Researchers in Nepal are conducting the first ever field studies of Himalayan glacial lakes, which seem to be rising due to climate change, BBC News reported.
The team conducted its first field visit in May at a lake in the Everest region, and later in the year will undergo similar surveys of two other glacial lakes in the central and western part of the Nepalese Himalayas.
Arun Bhakta Shrestha, a climate change specialist with the International Center for Integrated Mountain Development (ICIMOD), which is carrying out the research alongside a number of government agencies, said the team started with Nepal, but plans to extend studies to other Hindu Kush Himalayan countries.
He said they were conducting regional assessments of the floods that these lakes can cause if they overflow.
The scientists are now reviewing the data they collected on the Imja lake, yet they say it will take some time before they release their final conclusions.
Researcher Pradeep Mool, a remote sensing specialist with the ICIMOD, said there was an air of change in and around Lake Imja, but the changes aren’t alarming.
“The area of the lake has become bigger and there are some changes in its end moraines [accumulations of debris],” he said.
However, mountaineers in the area have been more vocal about the changes they’ve noticed.
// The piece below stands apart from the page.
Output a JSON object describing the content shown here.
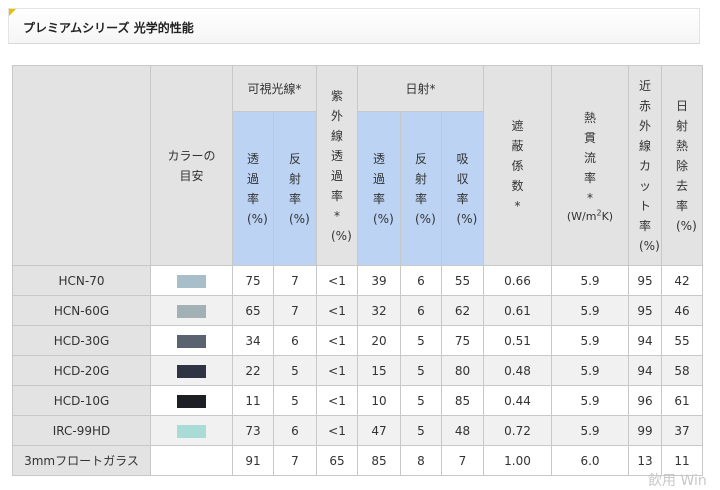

Some sherpa climbers have noted fast glacial retreat and snow meltdown in the Himalayas.
Last month, after returning from his 19th climb to the highest peak, Appa Sherpa said recently that he had seen fresh water at the height of above 26,000 feet on Everest.
“I was shocked to see fresh water at that altitude, where I had seen nothing but snow and ice before,” he said.
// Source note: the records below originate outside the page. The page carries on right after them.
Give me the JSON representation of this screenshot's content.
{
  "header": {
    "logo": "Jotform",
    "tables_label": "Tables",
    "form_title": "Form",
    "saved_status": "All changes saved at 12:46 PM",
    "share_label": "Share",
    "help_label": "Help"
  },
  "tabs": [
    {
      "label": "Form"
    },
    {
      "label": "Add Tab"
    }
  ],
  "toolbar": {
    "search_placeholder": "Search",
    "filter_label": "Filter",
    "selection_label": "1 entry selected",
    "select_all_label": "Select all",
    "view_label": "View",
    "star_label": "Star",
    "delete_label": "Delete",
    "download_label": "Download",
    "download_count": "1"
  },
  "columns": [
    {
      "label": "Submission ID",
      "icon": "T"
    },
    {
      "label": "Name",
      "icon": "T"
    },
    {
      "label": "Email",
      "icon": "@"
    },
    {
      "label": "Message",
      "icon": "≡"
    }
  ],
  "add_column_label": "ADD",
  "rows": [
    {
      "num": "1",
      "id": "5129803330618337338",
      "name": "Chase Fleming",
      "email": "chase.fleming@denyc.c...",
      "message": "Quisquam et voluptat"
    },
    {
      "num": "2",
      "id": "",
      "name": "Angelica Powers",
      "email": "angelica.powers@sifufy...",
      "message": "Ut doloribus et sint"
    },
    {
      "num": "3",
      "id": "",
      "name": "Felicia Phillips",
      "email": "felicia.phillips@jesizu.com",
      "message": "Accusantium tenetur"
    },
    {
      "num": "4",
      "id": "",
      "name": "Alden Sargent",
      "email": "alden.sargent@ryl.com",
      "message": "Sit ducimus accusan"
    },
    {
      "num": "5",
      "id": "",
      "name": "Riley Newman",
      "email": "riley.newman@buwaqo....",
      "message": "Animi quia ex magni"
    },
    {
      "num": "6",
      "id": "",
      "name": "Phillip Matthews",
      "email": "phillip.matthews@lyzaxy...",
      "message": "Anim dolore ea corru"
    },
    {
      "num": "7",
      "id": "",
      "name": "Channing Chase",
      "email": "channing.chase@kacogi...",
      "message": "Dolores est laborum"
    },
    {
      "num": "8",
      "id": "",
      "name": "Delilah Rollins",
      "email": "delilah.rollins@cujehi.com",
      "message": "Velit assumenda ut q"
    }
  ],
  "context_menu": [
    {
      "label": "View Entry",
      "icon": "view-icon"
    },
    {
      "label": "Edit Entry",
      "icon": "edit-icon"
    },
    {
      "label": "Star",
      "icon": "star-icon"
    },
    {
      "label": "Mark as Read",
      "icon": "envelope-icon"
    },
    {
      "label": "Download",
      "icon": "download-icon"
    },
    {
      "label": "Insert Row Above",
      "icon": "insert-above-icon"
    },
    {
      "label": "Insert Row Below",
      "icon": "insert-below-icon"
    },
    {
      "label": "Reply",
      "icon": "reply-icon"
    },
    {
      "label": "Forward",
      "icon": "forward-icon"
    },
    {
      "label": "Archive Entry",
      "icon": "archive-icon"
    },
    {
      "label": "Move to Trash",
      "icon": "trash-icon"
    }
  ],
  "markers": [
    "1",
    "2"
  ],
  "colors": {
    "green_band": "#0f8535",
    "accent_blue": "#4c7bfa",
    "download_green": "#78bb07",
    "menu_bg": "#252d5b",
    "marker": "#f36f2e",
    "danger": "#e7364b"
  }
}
Appa served as a “climate witness” for green group WWF’s campaign to raise awareness of the impact of climate change on the Himalayas.
The Himalayas have earned the name “white spot,” because of the almost 20 year gap in field studies and data-gathering in the region. The majority of the studies have been desk-based, with the help of satellite imagery and computer simulations.
Nearly 10 years ago, the UN Environment Program (UNEP) and ICIMOD warned that 20 glacial lakes in Nepal and 24 in Bhutan were swelling so rapidly that they could burst by 2009.
Buildings and roads or even whole communities in countries like Nepal and Bhutan could be swept away by flash floods should a lake burst, and this has already happened more than 30 times in and around Nepal in the last 70 years.
A hydropower station, a trekking trail and numerous bridges were washed away in 1985 after a glacial lake burst in Khumbu in the Everest region.
Nearly 2,300 of the 3,300 glaciers in the Nepalese Himalayas contain glacial lakes and no one knows which lakes are nearing breaching point.
However, field studies on the Imja, Thulagi and Tsho Rolpa glacial lakes should begin to give scientists an idea.
Locals panicked over the rising waters of the Tsho Rolpa until some water was drained from it almost ten years ago.
Funding difficulties have caused a lack of field studies over the potential danger of these lakes, but things appear to be turning around.
Shrestha said they have attempted to go beyond desk-based assessments, which were largely hazard focused, and they are also considering more on risk as opposed to hazard, meaning they are looking at physical, economic and social aspects.
But it’s also about bringing specialists from different fields together, said Mool.
He said they are trying to link science, policy making and public awareness through the studies’ findings, so that what they find becomes practically useful for the society.
These field studies could also indicate how rivers in the regions might change, as major local rivers, like the Ganges, Bramhaputra, Meghna and Indus, have most of their tributaries fed by snow melt from Himalayan glaciers.
These rivers are likely to swell significantly and cause frequent flooding as glaciers melt rapidly due to global warming, according to previous studies and computer simulations.
Scientists say that in the long term, when the glaciers have retreated, the rivers could dry up almost entirely during the dry season””causing an unprecedented crisis in the water supply for millions of people in the region.
Now researchers have the means to begin determining when and how likely such events might happen.